Black Enterprise Events is another division of Earl G. Graves, Ltd., which coordinates gatherings for the readers of Black Enterprise. The Black Entrepreneurs Conference, Black Enterprise Golf and Tennis Challenge, and Women of Power Summit are a few of the events sponsored by Black Enterprise Events.

Earl Graves, Ltd., also co-owns a private equity fund with Travelers Group called the Black Enterprise/Greenwich Street Corporate Growth Fund. The purpose of the fund is to invest in minority controlled businesses.

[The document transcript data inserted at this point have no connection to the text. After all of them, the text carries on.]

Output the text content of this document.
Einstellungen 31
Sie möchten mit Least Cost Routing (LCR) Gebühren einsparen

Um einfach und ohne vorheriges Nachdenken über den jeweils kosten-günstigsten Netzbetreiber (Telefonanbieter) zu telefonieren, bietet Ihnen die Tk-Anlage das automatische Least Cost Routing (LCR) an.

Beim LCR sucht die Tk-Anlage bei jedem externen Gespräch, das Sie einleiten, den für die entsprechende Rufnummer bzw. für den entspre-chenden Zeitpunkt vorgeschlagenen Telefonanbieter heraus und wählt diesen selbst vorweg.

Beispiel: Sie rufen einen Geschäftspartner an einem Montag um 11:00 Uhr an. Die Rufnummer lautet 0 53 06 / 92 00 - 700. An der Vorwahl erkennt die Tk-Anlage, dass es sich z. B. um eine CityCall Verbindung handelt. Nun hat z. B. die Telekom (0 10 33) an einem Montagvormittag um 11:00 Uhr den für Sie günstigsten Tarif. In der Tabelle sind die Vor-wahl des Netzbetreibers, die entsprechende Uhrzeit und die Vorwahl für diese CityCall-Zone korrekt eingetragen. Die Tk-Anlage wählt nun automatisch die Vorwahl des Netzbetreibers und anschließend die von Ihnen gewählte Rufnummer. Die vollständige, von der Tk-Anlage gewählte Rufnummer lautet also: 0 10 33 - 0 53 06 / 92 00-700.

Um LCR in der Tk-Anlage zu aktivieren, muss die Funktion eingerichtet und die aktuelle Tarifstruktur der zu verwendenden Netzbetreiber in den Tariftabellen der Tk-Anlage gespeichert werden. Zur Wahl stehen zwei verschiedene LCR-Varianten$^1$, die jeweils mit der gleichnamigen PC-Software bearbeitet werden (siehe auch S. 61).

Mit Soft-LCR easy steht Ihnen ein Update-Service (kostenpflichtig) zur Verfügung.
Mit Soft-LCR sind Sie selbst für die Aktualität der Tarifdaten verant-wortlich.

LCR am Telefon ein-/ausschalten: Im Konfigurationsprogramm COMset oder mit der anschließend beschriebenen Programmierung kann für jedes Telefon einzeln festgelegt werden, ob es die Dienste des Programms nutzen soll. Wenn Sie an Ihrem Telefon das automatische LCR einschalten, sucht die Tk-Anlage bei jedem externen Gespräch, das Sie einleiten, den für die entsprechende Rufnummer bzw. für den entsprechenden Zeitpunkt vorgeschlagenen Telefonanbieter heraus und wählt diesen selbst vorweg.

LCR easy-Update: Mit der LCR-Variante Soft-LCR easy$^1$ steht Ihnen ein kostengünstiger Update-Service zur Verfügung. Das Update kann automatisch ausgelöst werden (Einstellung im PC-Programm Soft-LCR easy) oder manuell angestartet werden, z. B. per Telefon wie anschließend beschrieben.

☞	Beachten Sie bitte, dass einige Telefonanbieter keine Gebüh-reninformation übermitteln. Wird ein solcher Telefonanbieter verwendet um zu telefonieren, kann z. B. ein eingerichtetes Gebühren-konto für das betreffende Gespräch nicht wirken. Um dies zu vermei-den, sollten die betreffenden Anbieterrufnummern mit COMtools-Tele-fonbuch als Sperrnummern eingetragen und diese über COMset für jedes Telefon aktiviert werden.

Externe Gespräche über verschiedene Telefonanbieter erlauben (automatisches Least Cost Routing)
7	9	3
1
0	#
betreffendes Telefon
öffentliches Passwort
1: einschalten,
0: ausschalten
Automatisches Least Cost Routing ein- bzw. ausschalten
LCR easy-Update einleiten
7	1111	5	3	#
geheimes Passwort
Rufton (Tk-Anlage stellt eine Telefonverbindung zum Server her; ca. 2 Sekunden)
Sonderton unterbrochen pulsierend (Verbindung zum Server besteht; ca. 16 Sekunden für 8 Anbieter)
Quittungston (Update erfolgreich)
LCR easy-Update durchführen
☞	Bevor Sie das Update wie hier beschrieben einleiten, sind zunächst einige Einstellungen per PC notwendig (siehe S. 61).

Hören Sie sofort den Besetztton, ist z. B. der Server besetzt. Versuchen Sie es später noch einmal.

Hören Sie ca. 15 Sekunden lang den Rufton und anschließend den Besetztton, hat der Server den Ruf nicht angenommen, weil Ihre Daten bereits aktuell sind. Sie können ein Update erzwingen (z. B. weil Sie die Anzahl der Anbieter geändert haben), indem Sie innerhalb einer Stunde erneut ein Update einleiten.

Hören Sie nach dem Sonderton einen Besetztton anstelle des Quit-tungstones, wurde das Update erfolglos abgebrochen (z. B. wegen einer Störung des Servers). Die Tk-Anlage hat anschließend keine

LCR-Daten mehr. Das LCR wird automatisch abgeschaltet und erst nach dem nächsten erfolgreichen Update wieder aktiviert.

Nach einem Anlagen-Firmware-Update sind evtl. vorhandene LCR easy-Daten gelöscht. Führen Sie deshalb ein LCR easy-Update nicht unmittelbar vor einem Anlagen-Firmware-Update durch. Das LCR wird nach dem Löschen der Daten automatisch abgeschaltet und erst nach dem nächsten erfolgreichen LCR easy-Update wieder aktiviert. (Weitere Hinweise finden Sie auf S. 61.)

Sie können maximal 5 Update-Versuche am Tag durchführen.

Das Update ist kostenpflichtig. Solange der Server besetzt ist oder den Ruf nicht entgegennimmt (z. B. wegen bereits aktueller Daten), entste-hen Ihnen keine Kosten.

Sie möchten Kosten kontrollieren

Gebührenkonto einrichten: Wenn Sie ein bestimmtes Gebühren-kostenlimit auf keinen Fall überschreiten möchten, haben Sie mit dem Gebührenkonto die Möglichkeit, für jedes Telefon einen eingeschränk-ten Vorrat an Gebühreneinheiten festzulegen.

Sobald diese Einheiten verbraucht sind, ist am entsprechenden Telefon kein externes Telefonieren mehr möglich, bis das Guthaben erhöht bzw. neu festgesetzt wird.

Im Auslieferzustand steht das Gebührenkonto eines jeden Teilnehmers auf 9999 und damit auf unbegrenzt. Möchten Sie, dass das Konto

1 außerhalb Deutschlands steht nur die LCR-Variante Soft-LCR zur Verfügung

From 1990 to 1998, Graves owned the Pepsi Cola bottling franchise in Washington D.C.


Earl G. Graves


Aetna, Incorporated


Sector: HEALTHCARE  /  Health Care Plans


74 Years Old

Earl G. Graves, Sr., age 74, is Chairman of Earl G. Graves, Ltd. (a multimedia company with properties in television, radio, events, digital media and the Internet), having served as Chairman and Chief Executive Officer since 1972. He is the Managing Partner of Graves Ventures, Inc. and also the Publisher of Black Enterprise magazine, which he founded in 1970. Additionally, since 1998, Mr. Graves has been a Managing Director of Black Enterprise/Greenwich Street Corporate Growth Partners, L.P. Mr. Graves is a trustee of Howard University, a member of the Executive Board and Executive Committee of the National Office of the Boy Scouts of America and a Fellow of the American Academy of Arts & Sciences. He also serves on the Board of Directors of Aetna Foundation, Inc. and the Black Enterprise B.R.I.D.G.E. Foundation. Mr. Graves has worked to foster the growth of a vibrant African American business community. He is the author of the New York Times bestseller How to Succeed in Business Without Being White and is the recipient of more than 60 honorary degrees and numerous awards for his business success and civic contributions. Mr. Graves was named by Fortune Magazine as one of the 50 most powerful and influential African Americans in corporate America and is the subject of an exhibit in The National Great Blacks in Wax Museum in Baltimore, Maryland. In 1990, Mr. Graves was awarded the 84th NAACP Spingarn Medal, the highest achievement award for African Americans. In 1995, his alma mater, Morgan State University, renamed its business school the Earl G. Graves School of Business and Management. In August 2006, Mr. Graves received the Lifetime Achievement Award from the National Association of Black Journalists for his contributions to the field of journalism and the publishing industry. In October 2006, civil rights activist and founding Black Enterprise Board of Advisors member Julian Bond interviewed Graves for "An Evening with Earl Graves," a program produced for The HistoryMakers that aired on the PBS network in February 2007. On April 26th 2007, Mr. Graves was inducted into the Junior Achievement Worldwide U.S. Business Hall of Fame for his outstanding contributions to free enterprise and to society.